Em 26 de Abril de 1821, D. João VI regressou a Lisbôa, deixando na regencia do Brasil, o principe D. Pedro, seu filho. Logo no anno seguinte, em 7 de Setembro, andando o regente a viajar por S. Paulo, taes noticias recebeu da côrte de Portugal, inadmissiveis pelas suas exigencias, que alli mesmo, nas margens do Ipyranga, proclamou a independencia do Brasil.
A 30 d’esse mez, apresentou-se o principe no Rio de Janeiro, em um camarote do theatro S. Pedro d’Alcantara, ostentando a legenda—Independencia ou Morte.
Este acto é especialmente notavel por antecipar acontecimentos que forçosamente teriam de realisar-se em breve futuro, devido ao gráu de prosperidade da mais preciosa joia de Portugal e ás absurdas medidas adoptadas pelas côrtes portuguezas, no intuito de contrariar os desejos de independencia, que já começavam a manifestar-se no Brasil. Foi a antiga colonia transformada em imperio e o seu regente em imperador. Este facto teve logar no Rio de Janeiro, em 12 de Outubro de 1822.
Em 7 de Abril de 1831, D. Pedro I foi obrigado a abdicar a corôa em seu filho D. Pedro d’Alcantara, criança de 5 annos, e a retirar-se para a Europa.
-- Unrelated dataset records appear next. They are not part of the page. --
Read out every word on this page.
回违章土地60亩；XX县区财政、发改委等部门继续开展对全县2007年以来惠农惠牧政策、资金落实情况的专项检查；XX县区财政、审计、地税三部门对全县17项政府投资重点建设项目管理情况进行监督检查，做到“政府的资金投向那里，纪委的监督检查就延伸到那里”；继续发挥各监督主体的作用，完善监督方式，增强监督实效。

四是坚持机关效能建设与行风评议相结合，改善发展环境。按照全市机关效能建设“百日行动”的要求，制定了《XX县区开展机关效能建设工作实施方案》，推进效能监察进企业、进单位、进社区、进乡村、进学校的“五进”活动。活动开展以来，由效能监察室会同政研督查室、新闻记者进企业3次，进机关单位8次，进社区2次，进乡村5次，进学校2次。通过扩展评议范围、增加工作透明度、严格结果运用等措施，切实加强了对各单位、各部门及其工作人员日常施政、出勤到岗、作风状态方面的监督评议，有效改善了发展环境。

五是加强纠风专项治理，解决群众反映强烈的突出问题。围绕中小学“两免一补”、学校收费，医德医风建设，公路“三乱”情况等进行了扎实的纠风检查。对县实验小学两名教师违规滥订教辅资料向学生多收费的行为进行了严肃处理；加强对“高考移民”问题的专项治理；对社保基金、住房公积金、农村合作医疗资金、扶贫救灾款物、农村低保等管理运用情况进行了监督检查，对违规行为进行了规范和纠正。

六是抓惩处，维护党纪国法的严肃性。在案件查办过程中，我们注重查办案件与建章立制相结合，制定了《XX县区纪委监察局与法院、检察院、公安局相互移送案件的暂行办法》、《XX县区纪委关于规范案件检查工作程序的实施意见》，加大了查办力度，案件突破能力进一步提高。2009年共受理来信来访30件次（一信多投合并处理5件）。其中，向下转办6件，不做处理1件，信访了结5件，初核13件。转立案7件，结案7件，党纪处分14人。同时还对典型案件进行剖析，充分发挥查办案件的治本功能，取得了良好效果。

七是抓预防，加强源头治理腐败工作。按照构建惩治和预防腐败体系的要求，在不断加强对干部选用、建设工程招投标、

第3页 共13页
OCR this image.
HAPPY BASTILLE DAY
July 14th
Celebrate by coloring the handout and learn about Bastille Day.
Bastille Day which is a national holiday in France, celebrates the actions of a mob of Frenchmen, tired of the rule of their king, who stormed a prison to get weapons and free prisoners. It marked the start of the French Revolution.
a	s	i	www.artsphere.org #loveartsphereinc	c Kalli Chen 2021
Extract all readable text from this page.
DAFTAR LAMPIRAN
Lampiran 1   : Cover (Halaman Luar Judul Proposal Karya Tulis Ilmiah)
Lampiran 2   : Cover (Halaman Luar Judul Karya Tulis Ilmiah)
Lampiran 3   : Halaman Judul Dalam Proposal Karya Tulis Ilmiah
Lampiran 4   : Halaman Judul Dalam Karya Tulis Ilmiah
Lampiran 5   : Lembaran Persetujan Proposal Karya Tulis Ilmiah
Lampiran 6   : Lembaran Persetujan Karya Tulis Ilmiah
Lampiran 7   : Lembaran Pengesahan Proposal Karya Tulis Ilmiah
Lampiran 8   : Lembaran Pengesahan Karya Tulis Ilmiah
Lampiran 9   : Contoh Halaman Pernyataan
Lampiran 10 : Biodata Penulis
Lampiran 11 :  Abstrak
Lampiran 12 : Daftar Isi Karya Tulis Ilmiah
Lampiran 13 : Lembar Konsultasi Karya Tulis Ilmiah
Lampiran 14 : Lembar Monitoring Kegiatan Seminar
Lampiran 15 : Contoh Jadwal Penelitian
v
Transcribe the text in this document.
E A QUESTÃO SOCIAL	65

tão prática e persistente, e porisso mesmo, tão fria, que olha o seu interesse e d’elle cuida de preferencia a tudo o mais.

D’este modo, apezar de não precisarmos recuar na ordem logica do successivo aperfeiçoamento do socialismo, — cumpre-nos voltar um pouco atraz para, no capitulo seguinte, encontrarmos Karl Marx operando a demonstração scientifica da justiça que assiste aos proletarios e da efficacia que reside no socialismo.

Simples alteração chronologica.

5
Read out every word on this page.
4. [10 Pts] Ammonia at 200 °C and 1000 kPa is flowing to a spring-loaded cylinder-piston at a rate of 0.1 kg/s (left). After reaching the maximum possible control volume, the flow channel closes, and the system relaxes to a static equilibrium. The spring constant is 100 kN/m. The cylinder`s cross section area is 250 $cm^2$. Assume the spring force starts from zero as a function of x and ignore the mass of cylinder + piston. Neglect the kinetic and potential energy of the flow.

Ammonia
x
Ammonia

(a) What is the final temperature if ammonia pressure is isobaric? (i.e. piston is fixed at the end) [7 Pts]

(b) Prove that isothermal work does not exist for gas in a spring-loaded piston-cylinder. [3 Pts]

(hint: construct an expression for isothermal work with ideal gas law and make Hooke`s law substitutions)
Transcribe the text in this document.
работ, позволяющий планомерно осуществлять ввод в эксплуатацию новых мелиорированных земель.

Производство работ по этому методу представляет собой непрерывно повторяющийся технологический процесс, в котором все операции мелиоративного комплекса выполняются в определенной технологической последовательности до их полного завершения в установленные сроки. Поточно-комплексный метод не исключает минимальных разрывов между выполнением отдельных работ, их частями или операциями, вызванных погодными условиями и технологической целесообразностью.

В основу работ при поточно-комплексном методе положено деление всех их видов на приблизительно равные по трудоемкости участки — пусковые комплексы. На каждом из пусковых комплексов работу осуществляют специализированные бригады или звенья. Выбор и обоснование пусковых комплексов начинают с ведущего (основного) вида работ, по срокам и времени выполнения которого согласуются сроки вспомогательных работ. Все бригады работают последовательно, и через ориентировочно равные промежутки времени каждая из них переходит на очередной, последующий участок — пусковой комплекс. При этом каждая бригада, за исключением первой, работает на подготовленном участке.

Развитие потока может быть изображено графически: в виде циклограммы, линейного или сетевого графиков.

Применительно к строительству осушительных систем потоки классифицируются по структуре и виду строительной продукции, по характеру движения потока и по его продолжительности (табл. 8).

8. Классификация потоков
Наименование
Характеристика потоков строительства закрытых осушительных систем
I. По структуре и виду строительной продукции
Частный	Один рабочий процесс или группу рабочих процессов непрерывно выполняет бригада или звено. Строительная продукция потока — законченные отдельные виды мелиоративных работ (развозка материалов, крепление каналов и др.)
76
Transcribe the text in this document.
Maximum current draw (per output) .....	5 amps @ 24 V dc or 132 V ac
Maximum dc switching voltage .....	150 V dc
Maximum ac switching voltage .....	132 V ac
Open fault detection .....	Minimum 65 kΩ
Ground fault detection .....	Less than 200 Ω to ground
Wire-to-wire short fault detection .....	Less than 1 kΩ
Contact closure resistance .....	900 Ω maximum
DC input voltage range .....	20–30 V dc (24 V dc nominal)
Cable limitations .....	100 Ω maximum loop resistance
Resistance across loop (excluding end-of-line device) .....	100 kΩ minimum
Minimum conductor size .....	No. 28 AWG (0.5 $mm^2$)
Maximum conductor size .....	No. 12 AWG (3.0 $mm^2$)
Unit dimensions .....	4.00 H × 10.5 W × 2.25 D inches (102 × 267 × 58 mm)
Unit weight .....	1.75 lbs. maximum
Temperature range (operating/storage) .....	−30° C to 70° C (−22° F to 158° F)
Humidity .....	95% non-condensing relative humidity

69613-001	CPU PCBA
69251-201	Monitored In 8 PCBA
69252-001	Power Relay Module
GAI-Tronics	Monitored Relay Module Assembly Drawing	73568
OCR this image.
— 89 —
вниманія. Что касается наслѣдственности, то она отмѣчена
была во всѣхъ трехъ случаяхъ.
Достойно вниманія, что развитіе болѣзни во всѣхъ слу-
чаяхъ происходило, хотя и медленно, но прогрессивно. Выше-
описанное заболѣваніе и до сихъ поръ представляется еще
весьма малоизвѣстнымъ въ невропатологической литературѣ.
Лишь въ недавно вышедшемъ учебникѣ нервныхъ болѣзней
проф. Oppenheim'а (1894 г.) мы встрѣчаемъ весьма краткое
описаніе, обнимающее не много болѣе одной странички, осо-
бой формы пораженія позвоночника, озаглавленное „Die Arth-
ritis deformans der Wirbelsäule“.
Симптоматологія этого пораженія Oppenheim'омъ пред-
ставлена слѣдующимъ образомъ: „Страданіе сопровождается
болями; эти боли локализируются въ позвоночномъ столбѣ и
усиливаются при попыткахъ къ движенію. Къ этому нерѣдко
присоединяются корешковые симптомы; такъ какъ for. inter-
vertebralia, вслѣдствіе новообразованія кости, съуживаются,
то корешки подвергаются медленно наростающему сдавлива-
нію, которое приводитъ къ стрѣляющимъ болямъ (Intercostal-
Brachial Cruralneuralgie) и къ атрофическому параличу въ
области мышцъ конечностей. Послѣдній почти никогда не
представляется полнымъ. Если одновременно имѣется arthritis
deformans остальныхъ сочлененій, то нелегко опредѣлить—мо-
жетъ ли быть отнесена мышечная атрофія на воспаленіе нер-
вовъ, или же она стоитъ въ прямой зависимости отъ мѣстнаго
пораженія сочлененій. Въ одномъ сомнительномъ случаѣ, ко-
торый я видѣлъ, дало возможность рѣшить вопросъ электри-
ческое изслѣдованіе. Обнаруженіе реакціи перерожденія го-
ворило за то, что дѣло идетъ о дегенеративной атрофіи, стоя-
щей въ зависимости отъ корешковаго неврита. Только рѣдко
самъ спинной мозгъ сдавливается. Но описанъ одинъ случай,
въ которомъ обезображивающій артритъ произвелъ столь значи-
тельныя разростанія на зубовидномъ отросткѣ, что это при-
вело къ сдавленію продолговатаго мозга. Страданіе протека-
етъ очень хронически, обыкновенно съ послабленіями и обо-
As principaes causas d’esta resolução foram os actos absolutistas do novo imperador, entre os quaes avultaram a dissolução da Assembleia Constituinte e um vergonhoso tratado celebrado com Portugal. Á abdicação precederam as noites das garrafadas, ou de motins populares, sangrentos para a população do Rio de Janeiro.
Durante o reinado de D. Pedro II, e álem do facto capital da guerra do Paraguay, muitos acontecimentos politicos se deram na capital do imperio, que seria longo e fastidioso enumerar, e augmentariam demasiadamente este capitulo.
Não podemos, todavia, deixar de mencionar o 13 de Maio de 1888 e o 15 de Novembro de 1889, datas, respectivamente, da abolição da escravidão em todo o territorio nacional e da proclamação da Republica dos Estados Unidos do Brasil.
O aureo e glorioso decreto de 13 de Maio, foi assignado por D. Izabel, regente do imperio, ex-princeza imperial e ainda hoje condessa d’Eu, na ausencia de seu pae, o imperador D. Pedro II, que viajava pela Europa. Não obstante os protestos dos conservadores, interessados e tradicionalistas, tal acontecimento foi motivo de grande regosijo para a população fluminense, e teve por immediata consequencia a mudança de instituições politicas, em 15 de novembro do anno seguinte, pelo exercito e pela armada, com o tacito consentimento do povo brasileiro, em geral, e muito especialmente dos habitantes do Rio de Janeiro.
Na presidencia do marechal Floriano José Vieira Peixoto, 2.º presidente da Republica e successor do marechal Manoel Deodoro da Fonseca, teve logar, na bahia de Guanabara, de 1892 a 1894, a revolta da armada, sob o commando do contra-almirante Custodio José de Mello. No espaço de muitos mezes, a cidade do Rio de Janeiro foi bombardeada e muito damnificada, se bem que com a hostilidade da esquadra mais soffresse a sua visinha fronteira, a cidade de Nictheroy, capital do Estado do Rio de Janeiro.
No Arsenal de Marinha, um soldado de infantaria tentou assassinar o dr. Prudente José de Moraes Barros, presidente da Republica, de 1894 a 1898, conseguindo trespassar, com a bayoneta, o marechal Machado Bettencourt, ministro da guerra, que se interpuzéra. Desde então, a paz não tem sido perturbada, na capital da Republica, que Municipio Neutro, por decreto de 1884, e Districto Federal, pela Constituição de 24 de Fevereiro de 1891, conta hoje uma população superior a 900 mil habitantes e, concluidos os melhoramentos que a transformam, por completo, será, indiscutivelmente, a primeira cidade da America do Sul e uma das mais bellas e importantes metropoles do mundo.